Selon cette approche, le passage du fordisme au postfordisme a entraîné l’augmentation de l’instabilité et de l’incertitude pour les territoires de ressources. Le sort des villes mono-industrielles, spécialement celles liées à une seule entreprise, illustre ce passage. Nées avant et pendant le fordisme, ces villes, typiques des régions ressources, ont connu une certaine prospérité au milieu du XXe siècle. Lucas (1971) avait établi que ces villes suivaient un parcours typique qui les conduisait à une étape, dite finale, de maturité, gage de stabilité, de prospérité et de permanence. Ce pronostic optimiste de la période fordiste s’est trouvé totalement défait dans la période postfordiste (Barnes, 2005). À l’ère postfordiste, les paramètres régissant le fonctionnement et l’existence des villes mono-industrielles se sont modifiés (Hayter, 2000). Les changements dans les conditions de production ont fait que certaines de ces villes ont fermé et que d’autres ont vu les revenus moyens de leurs habitants décliner. Dans les zones isolées, les nouvelles exploitations de type postfordiste ne devraient plus désormais donner lieu à la fondation de nouveaux établissements humains, mais plutôt à des chantiers temporaires où se pratique une forme de migration alternante (le

fly-in/fly-out en serait un bon exemple).

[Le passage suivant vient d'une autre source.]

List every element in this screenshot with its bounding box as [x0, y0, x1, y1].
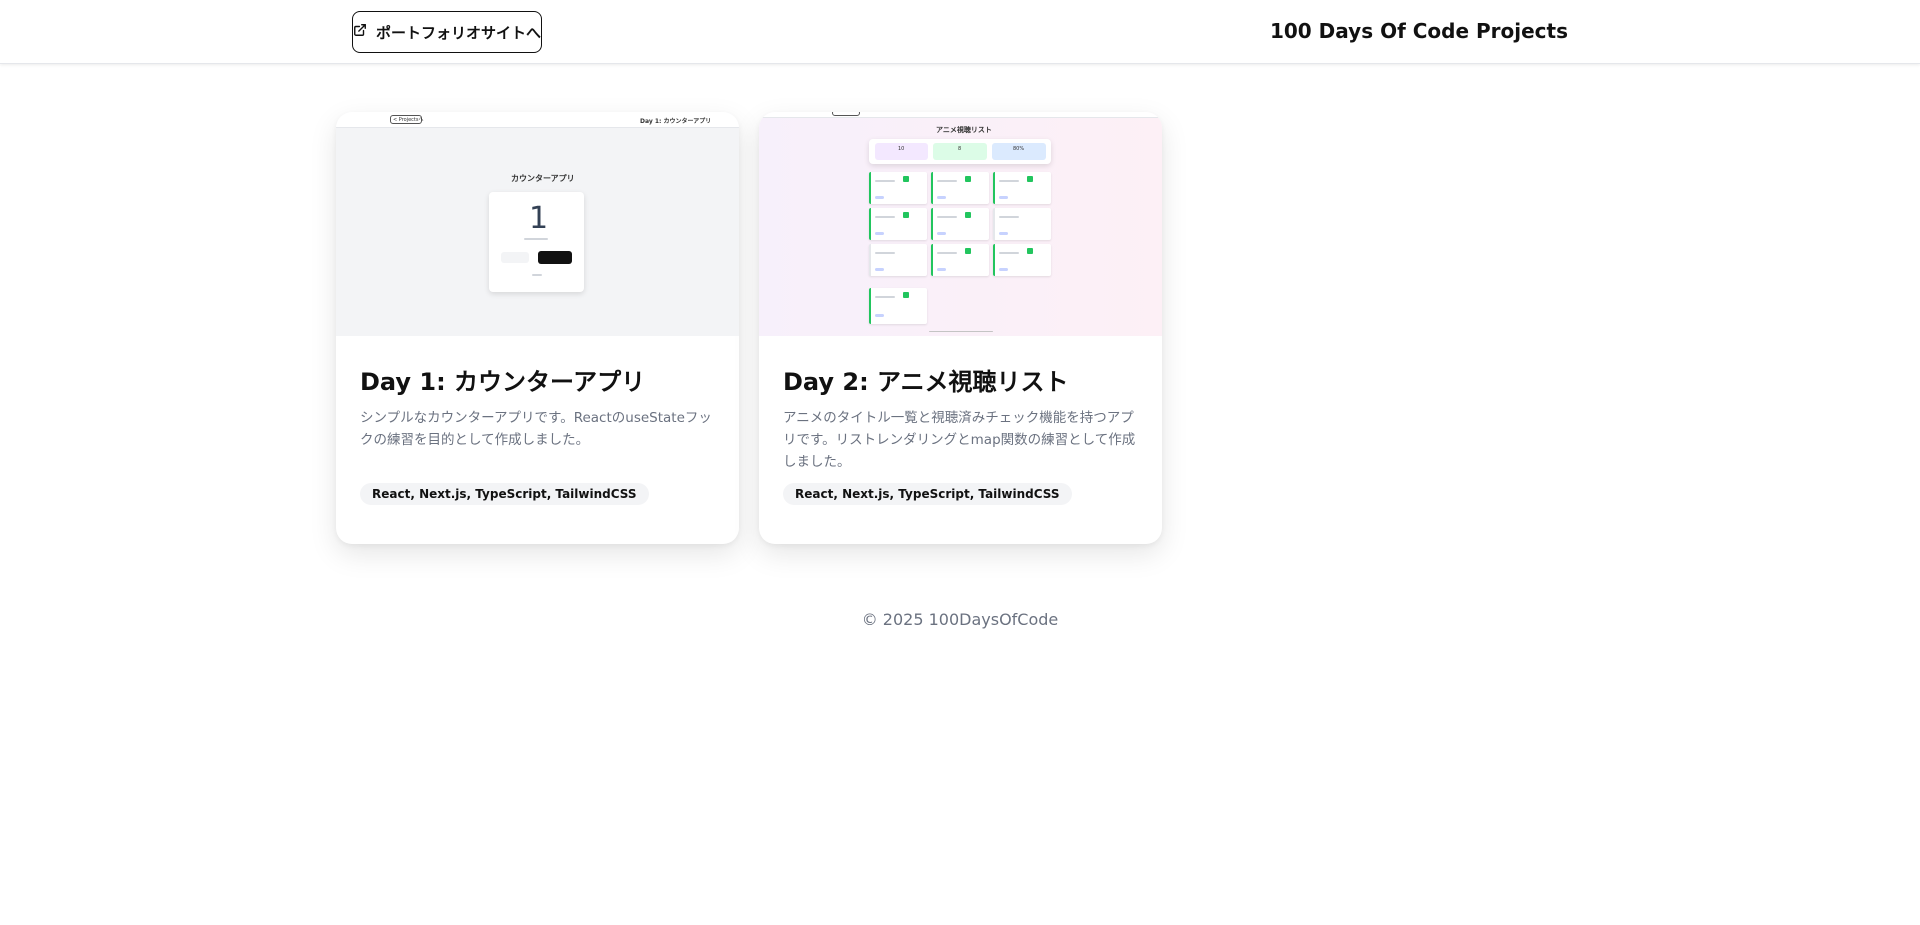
- thumbnail-check-icon: [1027, 176, 1033, 182]
- thumbnail-tile-badge: [999, 196, 1008, 199]
- thumbnail-anime-tile: [869, 208, 927, 240]
- thumbnail-anime-tile: [931, 208, 989, 240]
- project-tech-tag: React, Next.js, TypeScript, TailwindCSS: [783, 483, 1072, 505]
- project-card-body: Day 2: アニメ視聴リスト アニメのタイトル一覧と視聴済みチェック機能を持つ…: [759, 336, 1162, 505]
- project-card-day1[interactable]: < Projectsへ Day 1: カウンターアプリ カウンターアプリ 1 D…: [336, 112, 739, 544]
- thumbnail-check-icon: [903, 212, 909, 218]
- thumbnail-check-icon: [903, 176, 909, 182]
- thumbnail-increment-button: [538, 251, 572, 264]
- thumbnail-tile-badge: [937, 196, 946, 199]
- portfolio-site-button[interactable]: ポートフォリオサイトへ: [352, 11, 542, 53]
- project-card-body: Day 1: カウンターアプリ シンプルなカウンターアプリです。Reactのus…: [336, 336, 739, 505]
- thumbnail-check-icon: [1027, 248, 1033, 254]
- footer-copyright: © 2025 100DaysOfCode: [861, 610, 1059, 629]
- thumbnail-tile-badge: [875, 314, 884, 317]
- thumbnail-anime-tile: [869, 172, 927, 204]
- portfolio-site-button-label: ポートフォリオサイトへ: [376, 23, 542, 42]
- thumbnail-tile-text: [937, 216, 957, 218]
- thumbnail-header: [759, 112, 1162, 118]
- project-description: アニメのタイトル一覧と視聴済みチェック機能を持つアプリです。リストレンダリングと…: [783, 410, 1136, 470]
- thumbnail-stat-rate-value: 80%: [1013, 146, 1025, 152]
- thumbnail-tile-text: [999, 252, 1019, 254]
- thumbnail-anime-tile: [869, 288, 927, 324]
- page-footer: © 2025 100DaysOfCode: [0, 610, 1920, 629]
- project-thumbnail-day2: アニメ視聴リスト 10 8 80%: [759, 112, 1162, 336]
- thumbnail-tile-text: [875, 216, 895, 218]
- thumbnail-subtext-line: [524, 238, 548, 240]
- external-link-icon: [353, 23, 367, 41]
- thumbnail-back-button-label: < Projectsへ: [393, 117, 424, 123]
- thumbnail-tile-badge: [999, 268, 1008, 271]
- thumbnail-app-title: アニメ視聴リスト: [936, 126, 992, 134]
- thumbnail-app-title: カウンターアプリ: [511, 174, 575, 183]
- project-thumbnail-day1: < Projectsへ Day 1: カウンターアプリ カウンターアプリ 1: [336, 112, 739, 336]
- thumbnail-anime-tile: [993, 244, 1051, 276]
- thumbnail-anime-tile: [993, 172, 1051, 204]
- thumbnail-anime-tile: [931, 244, 989, 276]
- project-title: Day 1: カウンターアプリ: [360, 368, 646, 396]
- thumbnail-tile-badge: [875, 268, 884, 271]
- project-tech-tag: React, Next.js, TypeScript, TailwindCSS: [360, 483, 649, 505]
- thumbnail-tile-badge: [937, 232, 946, 235]
- thumbnail-tile-text: [999, 216, 1019, 218]
- project-description: シンプルなカウンターアプリです。ReactのuseStateフックの練習を目的と…: [360, 410, 712, 448]
- thumbnail-check-icon: [903, 292, 909, 298]
- thumbnail-anime-tile: [993, 208, 1051, 240]
- thumbnail-tile-badge: [937, 268, 946, 271]
- project-card-list: < Projectsへ Day 1: カウンターアプリ カウンターアプリ 1 D…: [336, 112, 1162, 544]
- thumbnail-stat-total-value: 10: [898, 146, 905, 152]
- thumbnail-tile-badge: [875, 196, 884, 199]
- thumbnail-anime-tile: [869, 244, 927, 276]
- thumbnail-check-icon: [965, 176, 971, 182]
- thumbnail-back-button: [832, 112, 860, 116]
- thumbnail-stat-watched-value: 8: [958, 146, 962, 152]
- thumbnail-tile-text: [875, 252, 895, 254]
- thumbnail-footer-line: [929, 331, 993, 332]
- top-header: ポートフォリオサイトへ 100 Days Of Code Projects: [0, 0, 1920, 64]
- thumbnail-tile-text: [875, 180, 895, 182]
- thumbnail-reset-button: [501, 252, 529, 263]
- thumbnail-tile-badge: [999, 232, 1008, 235]
- thumbnail-tile-text: [937, 180, 957, 182]
- thumbnail-tile-badge: [875, 232, 884, 235]
- thumbnail-check-icon: [965, 212, 971, 218]
- thumbnail-counter-value: 1: [529, 201, 549, 236]
- site-title: 100 Days Of Code Projects: [1269, 19, 1568, 43]
- project-title: Day 2: アニメ視聴リスト: [783, 368, 1069, 396]
- thumbnail-tile-text: [999, 180, 1019, 182]
- thumbnail-check-icon: [965, 248, 971, 254]
- project-card-day2[interactable]: アニメ視聴リスト 10 8 80% Day 2: アニメ視聴リスト アニメのタイ…: [759, 112, 1162, 544]
- thumbnail-page-title: Day 1: カウンターアプリ: [640, 118, 712, 125]
- thumbnail-tile-text: [875, 296, 895, 298]
- thumbnail-footer-line: [532, 274, 542, 276]
- thumbnail-tile-text: [937, 252, 957, 254]
- thumbnail-anime-tile: [931, 172, 989, 204]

Les auteurs post-staples et les auteurs postfordistes parlent, autant les uns que les autres, des bouleversements engendrés par les nouvelles conditions économiques : ouverture plus poussée à la concurrence mondiale, changements technologiques, instabilité des conditions économiques et sociales dans les territoires de ressources, incertitude quant à l’avenir. Cependant, la perspective régulationniste qui anime les tenants du postfordisme les conduit à accorder une place plus importante que les auteurs post-staples aux rapports entre les grands joueurs sur le terrain et aux stratégies respectives de chacun : l’État, les ONG, les syndicats, les nations

autochtones, les grandes entreprises, etc. C’est d’ailleurs ce qui rend cette approche particulièrement pertinente.